Srivastava Shashikant, Deshpande Devyani, Gumbo Tawanda
Center for Infectious Diseases Research and Experimental Therapeutics, Baylor Research Institute, Baylor University Medical Center, Dallas, TX, USA.
Department of Medicine, University of Cape Town, Observatory, Cape Town, South Africa.
J Antimicrob Chemother. 2017 Sep 1;72(suppl_2):i20-i23. doi: 10.1093/jac/dkx303.
To investigate the performance of the two backbone drugs in the standard combination therapy regimen in the hollow-fibre system (HFS) model of pulmonary Mycobacterium avium complex (MAC) infection.

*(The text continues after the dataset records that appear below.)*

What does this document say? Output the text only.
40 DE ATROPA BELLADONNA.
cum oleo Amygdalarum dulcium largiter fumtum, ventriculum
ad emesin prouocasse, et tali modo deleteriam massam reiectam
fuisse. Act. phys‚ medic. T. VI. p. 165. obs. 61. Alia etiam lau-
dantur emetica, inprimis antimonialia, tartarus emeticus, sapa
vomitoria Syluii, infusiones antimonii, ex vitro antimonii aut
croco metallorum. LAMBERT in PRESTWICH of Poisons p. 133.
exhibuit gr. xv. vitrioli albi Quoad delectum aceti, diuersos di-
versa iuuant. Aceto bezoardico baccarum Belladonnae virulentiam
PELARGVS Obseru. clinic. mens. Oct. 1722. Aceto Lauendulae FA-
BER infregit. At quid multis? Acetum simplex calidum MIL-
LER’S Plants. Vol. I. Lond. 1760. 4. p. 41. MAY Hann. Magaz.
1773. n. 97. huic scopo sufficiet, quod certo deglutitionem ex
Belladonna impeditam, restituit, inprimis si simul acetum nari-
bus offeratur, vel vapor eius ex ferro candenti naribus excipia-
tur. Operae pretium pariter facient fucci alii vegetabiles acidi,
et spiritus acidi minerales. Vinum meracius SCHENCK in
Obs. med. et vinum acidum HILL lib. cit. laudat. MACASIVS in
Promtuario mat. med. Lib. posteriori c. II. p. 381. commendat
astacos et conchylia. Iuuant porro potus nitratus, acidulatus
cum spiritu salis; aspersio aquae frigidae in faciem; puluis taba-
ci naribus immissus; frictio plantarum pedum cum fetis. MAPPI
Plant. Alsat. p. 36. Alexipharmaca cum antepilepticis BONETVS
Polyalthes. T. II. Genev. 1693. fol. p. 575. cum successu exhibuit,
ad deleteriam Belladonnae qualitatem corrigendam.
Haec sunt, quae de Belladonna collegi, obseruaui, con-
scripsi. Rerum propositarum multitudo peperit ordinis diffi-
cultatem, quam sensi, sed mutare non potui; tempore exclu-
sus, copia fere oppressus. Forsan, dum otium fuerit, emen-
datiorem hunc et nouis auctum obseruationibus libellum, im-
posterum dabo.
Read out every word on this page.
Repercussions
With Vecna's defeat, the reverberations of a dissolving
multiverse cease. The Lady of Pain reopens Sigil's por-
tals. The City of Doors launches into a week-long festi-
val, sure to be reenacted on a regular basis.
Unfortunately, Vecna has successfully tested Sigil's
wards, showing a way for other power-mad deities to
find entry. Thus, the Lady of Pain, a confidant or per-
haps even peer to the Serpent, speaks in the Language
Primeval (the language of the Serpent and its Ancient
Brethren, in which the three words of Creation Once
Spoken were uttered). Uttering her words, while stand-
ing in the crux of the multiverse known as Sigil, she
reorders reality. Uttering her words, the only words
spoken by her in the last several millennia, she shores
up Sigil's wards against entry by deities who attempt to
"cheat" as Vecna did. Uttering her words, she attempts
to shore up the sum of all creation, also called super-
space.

Six HFS were inoculated with human-derived monocytes infected with MAC, and treated with 15 mg/kg of ethambutol and 500 mg of azithromycin daily for 28 days to recapitulate the concentration-time profiles seen in the lungs of humans treated with these drugs and doses. The concentration-time profiles achieved were validated by sampling the central compartment at seven timepoints over 24 h. The total MAC burden, as well as the subpopulation resistant to 3 × MIC of each drug, was identified based on sampling the peripheral compartment of each system on days 0, 3, 7, 14, 21 and 28 of therapy. The experiment was performed twice.
In non-treated control HFS, MAC grew from 5.0 to 8.53 log10 cfu/mL in 28 days. The dual therapy killed a maximum of 1.52 ± 0.43 log10 cfu/mL during the first 7 days, after which it failed. By day 28 there was no difference in MAC burden between the combination-therapy-treated and non-treated systems. Failure arose in parallel with the emergence of acquired ethambutol resistance. By day 28, 100% of the bacterial population was ethambutol resistant in the combination-therapy-treated HFS replicates.
The backbone combination of macrolide and ethambutol has poor MAC kill rates and is ineffective. Microbial kill is rapidly abrogated by acquired drug resistance. This backbone should be replaced.
在肺部鸟分枝杆菌复合群(MAC)感染的中空纤维系统(HFS)模型中,研究两种主要药物在标准联合治疗方案中的疗效。
将6个HFS接种感染MAC的人源单核细胞,每天用15mg/kg乙胺丁醇和500mg阿奇霉素治疗28天,以重现接受这些药物和剂量治疗的人类肺部的浓度-时间曲线。通过在24小时内的7个时间点对中央隔室进行采样,验证所达到的浓度-时间曲线。根据治疗第0、3、7、14、21和28天对每个系统外周隔室的采样,确定总的MAC负荷以及对每种药物3×MIC耐药的亚群。该实验进行了两次。
在未治疗的对照HFS中,MAC在28天内从5.0增长到8.53 log10 cfu/mL。联合治疗在最初7天内最多杀死1.52±0.43 log10 cfu/mL,之后失效。到第28天,联合治疗组和未治疗组的MAC负荷没有差异。治疗失败与获得性乙胺丁醇耐药的出现同时发生。到第28天,联合治疗的HFS重复样本中100%的细菌群体对乙胺丁醇耐药。
大环内酯类和乙胺丁醇的主要联合用药对MAC的杀灭率低且无效。获得性耐药迅速消除了微生物杀灭作用。这种主要联合用药应该被取代。